Back in the day when we wanted to put lines under or around things in the newspaper we used self-adhesive line tape. Because you always wanted to have line tape when you needed it, in a complete range of 1pt, 2pt, 4pt, 6pt, 8pt thicknesses, in the composing room we all used to keep personal caches of the stuff hidden within easy reach. I’ve still got a couple of rolls at home, just in case there’s a sudden need.
The biggest mistake of my professional newspaper career involved 8-point line tape.
Late one Friday afternoon I was charged with pasting up a full-age ad for Sears. The ad was mostly black-and-white, but there were a couple of red 8-point lines in the design, which meant that I had to paste up one sheet with the ad itself, and then overlay a clear sheet of acetate and lay the spot-colour for the red lines on that with 8-point line tape.

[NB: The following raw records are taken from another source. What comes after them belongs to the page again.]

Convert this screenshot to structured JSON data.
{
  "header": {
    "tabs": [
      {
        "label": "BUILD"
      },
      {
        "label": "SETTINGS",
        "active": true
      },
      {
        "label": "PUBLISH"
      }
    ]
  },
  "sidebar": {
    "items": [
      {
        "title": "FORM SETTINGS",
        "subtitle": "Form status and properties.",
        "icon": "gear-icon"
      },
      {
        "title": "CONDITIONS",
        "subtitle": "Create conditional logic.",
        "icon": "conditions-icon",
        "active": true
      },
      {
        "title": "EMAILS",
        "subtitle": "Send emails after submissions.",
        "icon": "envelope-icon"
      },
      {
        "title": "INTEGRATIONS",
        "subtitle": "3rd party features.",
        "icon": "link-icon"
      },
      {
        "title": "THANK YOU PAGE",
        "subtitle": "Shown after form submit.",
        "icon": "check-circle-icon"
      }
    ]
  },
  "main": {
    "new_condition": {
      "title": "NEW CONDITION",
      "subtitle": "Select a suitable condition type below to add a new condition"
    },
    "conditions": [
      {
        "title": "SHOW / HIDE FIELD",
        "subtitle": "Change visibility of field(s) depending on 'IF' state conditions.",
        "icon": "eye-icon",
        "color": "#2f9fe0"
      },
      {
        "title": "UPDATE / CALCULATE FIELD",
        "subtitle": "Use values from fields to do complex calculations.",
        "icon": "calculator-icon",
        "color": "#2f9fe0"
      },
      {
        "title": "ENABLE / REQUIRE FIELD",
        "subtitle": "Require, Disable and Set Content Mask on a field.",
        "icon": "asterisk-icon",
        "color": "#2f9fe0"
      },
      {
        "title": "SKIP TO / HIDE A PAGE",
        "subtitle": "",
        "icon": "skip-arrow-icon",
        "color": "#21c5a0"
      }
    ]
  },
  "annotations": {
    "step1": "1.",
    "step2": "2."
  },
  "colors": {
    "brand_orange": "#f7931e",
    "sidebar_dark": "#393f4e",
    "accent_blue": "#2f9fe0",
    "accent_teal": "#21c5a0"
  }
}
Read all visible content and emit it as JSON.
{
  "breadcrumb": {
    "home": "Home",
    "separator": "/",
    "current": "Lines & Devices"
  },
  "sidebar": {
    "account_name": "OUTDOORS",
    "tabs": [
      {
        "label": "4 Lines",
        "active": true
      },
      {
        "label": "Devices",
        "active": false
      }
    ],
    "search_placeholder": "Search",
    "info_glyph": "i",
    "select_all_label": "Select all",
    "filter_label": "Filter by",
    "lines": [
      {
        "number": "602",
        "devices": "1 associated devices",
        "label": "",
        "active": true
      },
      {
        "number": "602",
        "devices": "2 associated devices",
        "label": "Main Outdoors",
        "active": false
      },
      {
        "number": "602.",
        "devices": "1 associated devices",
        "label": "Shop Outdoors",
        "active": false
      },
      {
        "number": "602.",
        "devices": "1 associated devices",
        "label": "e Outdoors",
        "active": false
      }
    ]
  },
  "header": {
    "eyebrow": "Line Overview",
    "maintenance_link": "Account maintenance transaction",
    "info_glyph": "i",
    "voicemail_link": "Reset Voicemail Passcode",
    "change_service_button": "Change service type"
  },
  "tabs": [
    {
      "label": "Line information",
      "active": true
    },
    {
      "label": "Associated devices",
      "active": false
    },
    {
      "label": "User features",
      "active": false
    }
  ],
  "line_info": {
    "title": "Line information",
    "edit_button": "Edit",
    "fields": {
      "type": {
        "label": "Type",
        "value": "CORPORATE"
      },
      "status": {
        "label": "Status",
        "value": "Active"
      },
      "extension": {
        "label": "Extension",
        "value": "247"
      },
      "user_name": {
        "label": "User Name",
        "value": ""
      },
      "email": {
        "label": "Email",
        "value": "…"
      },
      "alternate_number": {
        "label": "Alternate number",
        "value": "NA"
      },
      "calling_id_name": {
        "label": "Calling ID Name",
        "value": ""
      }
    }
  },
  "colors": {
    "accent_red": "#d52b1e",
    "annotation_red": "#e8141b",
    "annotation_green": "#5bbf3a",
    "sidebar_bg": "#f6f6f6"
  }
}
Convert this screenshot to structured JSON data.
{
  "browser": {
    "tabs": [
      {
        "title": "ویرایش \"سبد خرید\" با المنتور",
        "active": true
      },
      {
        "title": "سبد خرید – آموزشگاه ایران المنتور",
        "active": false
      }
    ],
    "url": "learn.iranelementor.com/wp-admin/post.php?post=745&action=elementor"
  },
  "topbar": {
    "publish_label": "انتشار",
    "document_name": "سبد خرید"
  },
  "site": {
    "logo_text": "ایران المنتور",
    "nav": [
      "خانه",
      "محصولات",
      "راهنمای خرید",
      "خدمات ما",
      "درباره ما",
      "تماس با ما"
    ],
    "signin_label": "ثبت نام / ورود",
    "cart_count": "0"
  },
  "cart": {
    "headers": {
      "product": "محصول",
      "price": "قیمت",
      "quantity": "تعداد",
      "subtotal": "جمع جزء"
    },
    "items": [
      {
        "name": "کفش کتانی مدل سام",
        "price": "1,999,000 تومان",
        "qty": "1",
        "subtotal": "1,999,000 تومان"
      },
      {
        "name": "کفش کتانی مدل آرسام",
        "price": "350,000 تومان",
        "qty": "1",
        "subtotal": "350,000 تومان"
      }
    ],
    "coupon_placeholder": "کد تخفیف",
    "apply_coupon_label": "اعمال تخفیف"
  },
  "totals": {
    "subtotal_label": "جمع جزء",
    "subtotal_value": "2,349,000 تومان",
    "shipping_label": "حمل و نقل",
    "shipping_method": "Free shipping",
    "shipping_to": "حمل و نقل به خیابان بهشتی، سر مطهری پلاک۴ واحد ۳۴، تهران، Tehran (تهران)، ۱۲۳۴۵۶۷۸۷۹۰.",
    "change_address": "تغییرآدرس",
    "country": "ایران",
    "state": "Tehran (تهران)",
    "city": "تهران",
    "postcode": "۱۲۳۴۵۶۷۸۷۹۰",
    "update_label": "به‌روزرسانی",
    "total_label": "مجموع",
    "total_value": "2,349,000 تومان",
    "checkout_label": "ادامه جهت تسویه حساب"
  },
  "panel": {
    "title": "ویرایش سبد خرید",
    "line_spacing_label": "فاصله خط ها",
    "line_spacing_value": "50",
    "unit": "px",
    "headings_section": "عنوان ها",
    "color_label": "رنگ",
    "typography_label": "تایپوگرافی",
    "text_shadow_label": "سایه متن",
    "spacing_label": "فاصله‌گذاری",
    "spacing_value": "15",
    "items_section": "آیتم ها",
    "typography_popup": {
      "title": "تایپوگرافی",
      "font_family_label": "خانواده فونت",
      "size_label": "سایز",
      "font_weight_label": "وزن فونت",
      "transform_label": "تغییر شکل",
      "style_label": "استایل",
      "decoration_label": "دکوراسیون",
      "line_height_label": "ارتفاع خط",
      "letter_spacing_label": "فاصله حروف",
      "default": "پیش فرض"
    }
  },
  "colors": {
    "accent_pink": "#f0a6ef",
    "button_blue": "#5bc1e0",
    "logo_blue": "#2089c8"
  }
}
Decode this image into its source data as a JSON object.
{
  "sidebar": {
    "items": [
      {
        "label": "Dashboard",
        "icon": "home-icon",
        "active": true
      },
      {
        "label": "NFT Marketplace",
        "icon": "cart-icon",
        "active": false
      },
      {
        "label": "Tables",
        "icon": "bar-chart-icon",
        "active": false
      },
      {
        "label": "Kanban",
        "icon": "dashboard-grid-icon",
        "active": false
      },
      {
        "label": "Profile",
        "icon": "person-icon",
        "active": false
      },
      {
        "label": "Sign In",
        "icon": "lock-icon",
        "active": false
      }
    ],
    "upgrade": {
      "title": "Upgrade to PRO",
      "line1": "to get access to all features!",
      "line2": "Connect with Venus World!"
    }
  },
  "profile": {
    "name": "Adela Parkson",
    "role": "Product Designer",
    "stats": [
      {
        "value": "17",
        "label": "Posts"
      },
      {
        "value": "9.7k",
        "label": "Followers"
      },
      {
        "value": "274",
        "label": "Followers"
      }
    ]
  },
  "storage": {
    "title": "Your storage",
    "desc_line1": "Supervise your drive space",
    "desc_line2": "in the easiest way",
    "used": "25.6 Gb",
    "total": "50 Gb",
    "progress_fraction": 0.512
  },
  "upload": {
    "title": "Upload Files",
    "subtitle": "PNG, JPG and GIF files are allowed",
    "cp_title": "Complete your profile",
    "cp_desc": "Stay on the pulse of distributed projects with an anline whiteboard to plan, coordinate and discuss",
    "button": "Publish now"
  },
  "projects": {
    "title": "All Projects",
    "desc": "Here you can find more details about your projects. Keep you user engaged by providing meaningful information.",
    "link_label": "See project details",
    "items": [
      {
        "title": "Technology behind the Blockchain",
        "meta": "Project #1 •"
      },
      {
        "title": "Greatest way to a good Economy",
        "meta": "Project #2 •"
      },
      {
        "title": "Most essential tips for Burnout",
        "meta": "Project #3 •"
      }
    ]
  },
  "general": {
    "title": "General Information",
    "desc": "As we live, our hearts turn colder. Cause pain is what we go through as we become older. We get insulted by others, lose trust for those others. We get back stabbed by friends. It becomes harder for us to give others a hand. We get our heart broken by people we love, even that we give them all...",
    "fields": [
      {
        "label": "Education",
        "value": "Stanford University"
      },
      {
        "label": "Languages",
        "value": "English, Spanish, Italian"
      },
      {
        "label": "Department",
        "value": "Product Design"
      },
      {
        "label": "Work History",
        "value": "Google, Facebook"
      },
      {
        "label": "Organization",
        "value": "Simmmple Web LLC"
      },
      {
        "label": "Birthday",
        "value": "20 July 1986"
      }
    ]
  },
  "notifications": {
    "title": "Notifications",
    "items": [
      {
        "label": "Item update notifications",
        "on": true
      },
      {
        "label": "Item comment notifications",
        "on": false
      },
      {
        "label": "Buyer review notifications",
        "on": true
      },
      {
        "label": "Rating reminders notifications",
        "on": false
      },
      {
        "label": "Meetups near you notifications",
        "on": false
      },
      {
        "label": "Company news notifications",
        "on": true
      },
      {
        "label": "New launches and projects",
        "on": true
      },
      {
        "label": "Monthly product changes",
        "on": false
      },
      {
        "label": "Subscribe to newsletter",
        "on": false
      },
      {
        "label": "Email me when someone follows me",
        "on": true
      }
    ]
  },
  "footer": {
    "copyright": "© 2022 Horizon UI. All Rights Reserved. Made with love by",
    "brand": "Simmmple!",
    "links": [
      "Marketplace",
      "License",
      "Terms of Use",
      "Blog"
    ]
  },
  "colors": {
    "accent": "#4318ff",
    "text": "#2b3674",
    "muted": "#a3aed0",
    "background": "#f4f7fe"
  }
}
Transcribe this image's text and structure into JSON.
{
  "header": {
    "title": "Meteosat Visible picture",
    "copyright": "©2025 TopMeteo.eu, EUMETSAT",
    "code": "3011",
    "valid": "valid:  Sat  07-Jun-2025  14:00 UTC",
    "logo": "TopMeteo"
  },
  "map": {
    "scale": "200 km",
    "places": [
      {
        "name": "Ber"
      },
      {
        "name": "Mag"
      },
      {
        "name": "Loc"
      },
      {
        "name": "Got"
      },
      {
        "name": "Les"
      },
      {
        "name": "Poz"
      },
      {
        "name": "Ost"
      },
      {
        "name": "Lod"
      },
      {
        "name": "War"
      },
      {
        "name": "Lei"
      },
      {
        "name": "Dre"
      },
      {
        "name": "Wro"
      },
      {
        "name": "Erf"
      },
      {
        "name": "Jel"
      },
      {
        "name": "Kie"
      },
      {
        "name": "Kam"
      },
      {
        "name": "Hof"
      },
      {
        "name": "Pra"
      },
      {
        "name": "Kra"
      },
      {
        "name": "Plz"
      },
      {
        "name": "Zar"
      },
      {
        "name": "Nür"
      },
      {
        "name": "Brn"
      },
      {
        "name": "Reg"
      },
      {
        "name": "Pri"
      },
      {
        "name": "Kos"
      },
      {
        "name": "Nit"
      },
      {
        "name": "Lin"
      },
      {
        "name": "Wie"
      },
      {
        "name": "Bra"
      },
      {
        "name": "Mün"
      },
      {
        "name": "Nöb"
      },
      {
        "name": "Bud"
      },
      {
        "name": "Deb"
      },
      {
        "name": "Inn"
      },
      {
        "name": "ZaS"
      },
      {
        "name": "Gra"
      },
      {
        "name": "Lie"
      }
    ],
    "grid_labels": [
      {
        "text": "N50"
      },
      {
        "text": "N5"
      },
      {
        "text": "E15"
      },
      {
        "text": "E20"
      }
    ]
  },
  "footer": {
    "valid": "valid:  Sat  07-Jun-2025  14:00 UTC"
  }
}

I would then shoot two negatives for the ad, one for the black ink and one for the red ink.
All was well and good until, at the very last minute, some changes came in from Sears that required moving some parts of the ad around. After I made the changes I shot a new black negative, but I forgot to re-shoot the red one. The result was that the next morning in Saturday’s paper there was a full-page Sears ad with red lines running right through the middle of the text and photos.
Fortunately the newspaper world is nothing if not ephemeral, and by the time Monday rolled around all was forgotten — if, indeed, anyone but me actually noticed.
Reading the new Globe sort of feels like being under assault by 8-point line tape (now applied, of course, by computer). I’m sure the effect will wear off, but because of my tortured relationship with the 8-point line, I don’t think it will ever wear off completely.